NordLB, which is 65 percent state-owned with regional savings banks holding the remainder, needs to shore up its balance sheet by 3.5 billion euros ($4 billion) to cover writedowns on sour ship loans and has been aiming for a solution by early February.
Each private equity firm would contribute a quarter of the needed cash, with the state of Lower Saxony making up the shortfall, one of the sources said.
In a statement, the bank only said it had received a joint offer from two unnamed financial investors, adding that it would review the bid and discuss any further steps with its owners.
NordLB Chief Executive Thomas Buerkle said the bank also remained open to a solution involving public funds and savings banks.
Cerberus and Centerbridge declined to comment.
Regional savings banks have lobbied against the prospect of private investors taking over the core businesses of municipally-owned lenders, but the source said the two buyout groups were not interested in such assets and would sell them to other savings banks.

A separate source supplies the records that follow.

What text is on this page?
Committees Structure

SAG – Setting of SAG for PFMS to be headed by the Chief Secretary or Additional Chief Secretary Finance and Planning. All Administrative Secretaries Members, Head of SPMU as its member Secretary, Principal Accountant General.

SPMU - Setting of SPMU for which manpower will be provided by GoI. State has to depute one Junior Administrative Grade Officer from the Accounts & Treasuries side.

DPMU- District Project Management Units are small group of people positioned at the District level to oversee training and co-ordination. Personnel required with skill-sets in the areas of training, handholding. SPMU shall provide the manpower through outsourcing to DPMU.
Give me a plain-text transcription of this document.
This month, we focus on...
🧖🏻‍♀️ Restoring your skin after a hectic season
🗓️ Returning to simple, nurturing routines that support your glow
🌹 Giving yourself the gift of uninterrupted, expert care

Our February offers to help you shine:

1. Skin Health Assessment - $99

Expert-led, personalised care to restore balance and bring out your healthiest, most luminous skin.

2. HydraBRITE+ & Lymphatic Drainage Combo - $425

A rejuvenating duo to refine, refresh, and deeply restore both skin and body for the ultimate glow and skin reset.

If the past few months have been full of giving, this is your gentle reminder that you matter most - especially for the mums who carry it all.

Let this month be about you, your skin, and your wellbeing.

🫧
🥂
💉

Cerberus and Centerbridge would leave business units with around 30 billion euros in assets in the savings bank sector, including retail bank Braunschweiger Sparkasse, the business development bank, lottery activities, the home loan bank, a stake in fund manager Deka and the transaction banking business NordLB does with other savings banks, the source said.
“The activities that Cerberus and Centerbridge would sell have a book value of roughly 500 million euros, but only proceeds above book value would reduce the equity cheque that NordLB needs,” one of the other people said, adding that the additional cash inflow was expected to be rather marginal.
The buyout groups want NordLB to focus on aircraft financing, lending to renewable energy projects and real estate, as well as corporate banking. It will exit ship financing and retail banking activities, the source said.
The investors aim to shrink the size of the bank from a current balance sheet total of 150 billion euros to below 100 billion by 2023, the source added.